Upload a document and get a document ID

  1. Click on New step.
  2. In File Name, use the Dynamic Content panel to set the field to the File Name variable from the HTTP request.
  3. In File Content, use the Dynamic Content panel to add File content variable from OneDrive connector into this field.
    NOTE: If you are using a different source, such as SharePoint, or OneDrive, you might set your filename to include the file extension to ensure the Adobe Sign service recognizes your file type.

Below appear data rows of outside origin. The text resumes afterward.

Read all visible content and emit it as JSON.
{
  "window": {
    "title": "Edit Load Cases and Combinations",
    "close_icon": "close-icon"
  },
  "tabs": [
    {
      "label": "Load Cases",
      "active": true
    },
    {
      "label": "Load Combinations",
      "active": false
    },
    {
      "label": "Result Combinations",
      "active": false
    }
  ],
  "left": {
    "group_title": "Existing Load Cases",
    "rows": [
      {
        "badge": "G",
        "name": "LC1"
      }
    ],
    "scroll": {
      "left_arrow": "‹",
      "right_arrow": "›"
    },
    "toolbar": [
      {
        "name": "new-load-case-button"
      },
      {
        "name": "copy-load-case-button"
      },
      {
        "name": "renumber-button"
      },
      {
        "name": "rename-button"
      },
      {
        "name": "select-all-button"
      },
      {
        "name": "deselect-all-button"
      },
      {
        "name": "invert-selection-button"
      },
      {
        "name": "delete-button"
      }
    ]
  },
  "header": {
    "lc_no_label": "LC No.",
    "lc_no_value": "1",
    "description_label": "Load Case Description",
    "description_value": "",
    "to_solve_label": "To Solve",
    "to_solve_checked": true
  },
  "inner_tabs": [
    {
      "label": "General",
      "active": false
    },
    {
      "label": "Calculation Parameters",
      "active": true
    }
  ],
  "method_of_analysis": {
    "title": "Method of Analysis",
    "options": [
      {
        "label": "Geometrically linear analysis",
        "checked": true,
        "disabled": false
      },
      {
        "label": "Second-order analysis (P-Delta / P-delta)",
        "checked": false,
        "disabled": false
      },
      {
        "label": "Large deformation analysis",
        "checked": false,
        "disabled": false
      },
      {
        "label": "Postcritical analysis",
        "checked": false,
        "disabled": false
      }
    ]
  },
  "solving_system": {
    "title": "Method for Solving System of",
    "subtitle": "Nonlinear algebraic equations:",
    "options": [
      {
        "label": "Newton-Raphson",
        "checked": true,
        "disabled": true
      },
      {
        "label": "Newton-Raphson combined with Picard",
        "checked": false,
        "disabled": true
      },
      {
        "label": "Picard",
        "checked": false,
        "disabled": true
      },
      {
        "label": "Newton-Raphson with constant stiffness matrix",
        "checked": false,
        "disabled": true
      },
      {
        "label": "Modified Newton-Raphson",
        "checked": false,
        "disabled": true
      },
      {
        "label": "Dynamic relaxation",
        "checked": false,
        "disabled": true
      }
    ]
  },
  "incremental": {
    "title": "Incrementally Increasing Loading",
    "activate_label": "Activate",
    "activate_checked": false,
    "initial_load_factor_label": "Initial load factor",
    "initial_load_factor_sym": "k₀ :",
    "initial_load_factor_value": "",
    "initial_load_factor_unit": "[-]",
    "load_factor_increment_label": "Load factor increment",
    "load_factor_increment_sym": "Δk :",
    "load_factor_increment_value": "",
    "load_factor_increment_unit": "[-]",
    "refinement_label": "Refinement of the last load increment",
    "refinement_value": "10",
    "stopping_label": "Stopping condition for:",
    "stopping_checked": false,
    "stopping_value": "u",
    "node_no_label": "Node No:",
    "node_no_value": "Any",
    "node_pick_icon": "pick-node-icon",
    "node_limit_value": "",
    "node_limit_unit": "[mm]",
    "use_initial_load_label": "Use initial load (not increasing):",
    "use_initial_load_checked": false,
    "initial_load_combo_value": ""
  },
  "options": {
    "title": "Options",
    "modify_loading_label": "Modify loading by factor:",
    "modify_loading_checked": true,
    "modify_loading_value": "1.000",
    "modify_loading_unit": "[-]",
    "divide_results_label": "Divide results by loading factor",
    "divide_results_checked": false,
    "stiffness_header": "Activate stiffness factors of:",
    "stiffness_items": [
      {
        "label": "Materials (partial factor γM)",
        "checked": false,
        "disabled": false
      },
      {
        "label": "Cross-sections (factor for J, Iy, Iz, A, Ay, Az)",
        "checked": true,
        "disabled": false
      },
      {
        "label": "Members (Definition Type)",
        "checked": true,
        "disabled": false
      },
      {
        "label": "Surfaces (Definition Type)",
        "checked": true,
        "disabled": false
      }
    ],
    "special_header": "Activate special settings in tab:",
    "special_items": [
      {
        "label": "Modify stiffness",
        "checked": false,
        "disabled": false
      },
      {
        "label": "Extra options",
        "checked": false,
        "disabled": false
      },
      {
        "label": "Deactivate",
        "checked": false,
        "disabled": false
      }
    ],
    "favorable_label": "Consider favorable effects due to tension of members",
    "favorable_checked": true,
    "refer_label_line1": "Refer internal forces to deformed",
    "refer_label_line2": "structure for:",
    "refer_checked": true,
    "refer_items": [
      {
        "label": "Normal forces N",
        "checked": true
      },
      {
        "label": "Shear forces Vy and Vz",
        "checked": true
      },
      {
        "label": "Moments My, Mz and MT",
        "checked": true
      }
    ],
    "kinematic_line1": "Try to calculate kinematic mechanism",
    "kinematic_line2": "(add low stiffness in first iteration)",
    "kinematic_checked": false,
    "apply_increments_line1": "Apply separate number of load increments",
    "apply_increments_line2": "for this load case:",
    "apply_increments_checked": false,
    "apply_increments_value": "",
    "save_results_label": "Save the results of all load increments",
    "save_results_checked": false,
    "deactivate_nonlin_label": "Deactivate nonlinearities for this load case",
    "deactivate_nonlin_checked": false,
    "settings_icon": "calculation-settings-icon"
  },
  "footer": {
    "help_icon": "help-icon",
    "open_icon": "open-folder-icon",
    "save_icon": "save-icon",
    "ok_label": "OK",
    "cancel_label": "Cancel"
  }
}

Upload a document and get a document ID

  1. Click on New step.
  2. Set Agreement Name using the Dynamics Content panel to input the File Name variable from the HTTP request.
  3. Set your Document ID using the Dynamic Content panel and select Document ID from the list.
  4. Set Recipient Email using the Dynamic Content panel to the Manager Email variable.
  5. In Message, set the message that will display in the notification emails.
  6. Click on Add new parameter.
  7. Select the following items using checkboxes. These fields will get added to your step. Below the items that look like this should be variables you set using the Dynamic Content panel. You will want to set them with the following settings:
  • Recipient Email (2): Employee Email
  • Recipient Signing Order (2): 2
  • Recipient Role (2): Signer
  • Form Field Name (1): EmployeeFirstName
  • Form Field Value (1): Employee First Name
  • Form Field Name (2): ManagerFullName
  • Form Field Value (2): Manager Full Name
  • Form Field Name (3): Salary
  • Form Field Value (3): Salary
  • Form Field Name (4): Start Date
  • Form Field Value (4) StartDate

You should end up with something like this:

If you want to add some more parameters, such as additional signers, fields to merge into the the documents, etc., you can add additional parameters below.

Click on Save to finally save your Logic App.

Testing your Logic App

Since this flow is triggered using an HTTP request, we can easily test this using Postman.

  1. In the Logic App Designer, click on a When HTTP request is received step.
  2. Click on the Copy button next to the generated URL.
  3. Open Postman.
  4. Do an HTTP Request to:
  • Method: POST
  • URL: URL provided by Logic App
  • Body (Sample):
    {
     “Agreement Name”:”Offer Letter”,
     “Employee First Name”:”John”,
     “Employee Last Name”:”Echostone”,
     “Employee Email”:”/**First Email Address*/”,
     “Manager Full Name”:”/**Manager Name*/”,
     “Manager Email”:”/**Second Email Address*/”,
     “Salary”:”/**First Email Address*/",
     “Start Date”:”5/1/2019",
     “File Path”:”/Document.docx”
    }

Final thoughts

Logic Apps are an extremely powerful, easy way to create connections between your different cloud apps (including Adobe Sign) and your apps in Azure. Consider also looking at some of the ways you can also use the Adobe Creative Cloud connector in Logic Apps to automate things within your creative teams!